The function takes a directory of JSONL files as written from a call to pro_request_jsonl(...) and converts each file individually to a Parquet file. The subfolder structure from the input is preserved in the output, so files in Chunk_1/ will be written to Chunk_1/ in the output directory.

Usage

pro_request_jsonl_parquet(
  input_jsonl = NULL,
  output = NULL,
  overwrite = FALSE,
  verbose = TRUE,
  delete_input = FALSE,
  sample_size = 1000,
  workers = NULL
)

Arguments

input_jsonl

The directory of JSON files returned from pro_request(..., json_dir = "FOLDER").

output

output directory for the parquet dataset; default: temporary directory.

overwrite

Logical indicating whether to overwrite output.

verbose

Logical indicating whether to show verbose information.
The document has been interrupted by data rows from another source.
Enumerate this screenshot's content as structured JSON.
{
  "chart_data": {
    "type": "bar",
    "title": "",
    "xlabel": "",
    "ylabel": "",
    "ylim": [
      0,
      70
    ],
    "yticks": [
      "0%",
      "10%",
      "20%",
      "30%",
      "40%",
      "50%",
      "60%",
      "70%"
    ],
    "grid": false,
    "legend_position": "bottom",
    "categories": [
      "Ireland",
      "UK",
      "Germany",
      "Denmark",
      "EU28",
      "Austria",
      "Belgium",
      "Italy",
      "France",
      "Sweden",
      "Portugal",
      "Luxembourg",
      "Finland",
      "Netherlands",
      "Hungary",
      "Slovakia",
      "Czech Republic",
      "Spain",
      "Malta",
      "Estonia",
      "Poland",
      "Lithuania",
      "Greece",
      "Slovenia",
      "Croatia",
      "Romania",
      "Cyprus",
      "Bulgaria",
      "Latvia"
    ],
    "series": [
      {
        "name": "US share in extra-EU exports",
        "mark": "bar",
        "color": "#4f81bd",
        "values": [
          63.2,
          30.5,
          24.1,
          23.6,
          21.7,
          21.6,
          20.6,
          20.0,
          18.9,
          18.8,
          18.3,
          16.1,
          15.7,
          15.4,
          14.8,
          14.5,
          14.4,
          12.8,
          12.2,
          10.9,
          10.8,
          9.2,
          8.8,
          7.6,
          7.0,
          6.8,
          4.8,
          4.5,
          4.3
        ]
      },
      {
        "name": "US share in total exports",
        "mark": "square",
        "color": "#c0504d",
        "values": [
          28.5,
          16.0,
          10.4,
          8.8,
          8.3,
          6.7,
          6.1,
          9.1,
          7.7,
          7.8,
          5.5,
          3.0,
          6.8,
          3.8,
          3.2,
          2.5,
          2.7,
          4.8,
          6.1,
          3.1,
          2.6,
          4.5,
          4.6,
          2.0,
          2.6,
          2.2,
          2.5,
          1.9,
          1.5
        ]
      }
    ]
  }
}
Defaults to TRUE

delete_input

Determines if the input_jsonl should be deleted afterwards. Defaults to FALSE.

sample_size

Number of records to sample from each file when inferring the unified schema. Higher values give more accurate schema inference but use more memory. Default is 1000. Set to -1 to read all records (may be slow for large files).

workers

Number of parallel workers for file conversion via future.apply::future_lapply(). Default is NULL (sequential processing).

Value

The function returns the output path invisibly.

Details

The page column (added by pro_request_jsonl()) is preserved as a regular column in the Parquet data.

When starting the conversion, a file 00_in.progress is created which is deleted upon completion.

The function uses DuckDB to read the JSON files and to create the Apache Parquet files. Each JSON file is converted individually using its own DuckDB connection, which enables parallel processing via future.apply::future_lapply().

To ensure consistent schemas across all Parquet files, the function first infers a unified schema by sampling records from all JSONL files. This prevents type mismatches (e.g., a column being struct in one file but string in another) that would cause errors when reading the combined Parquet dataset.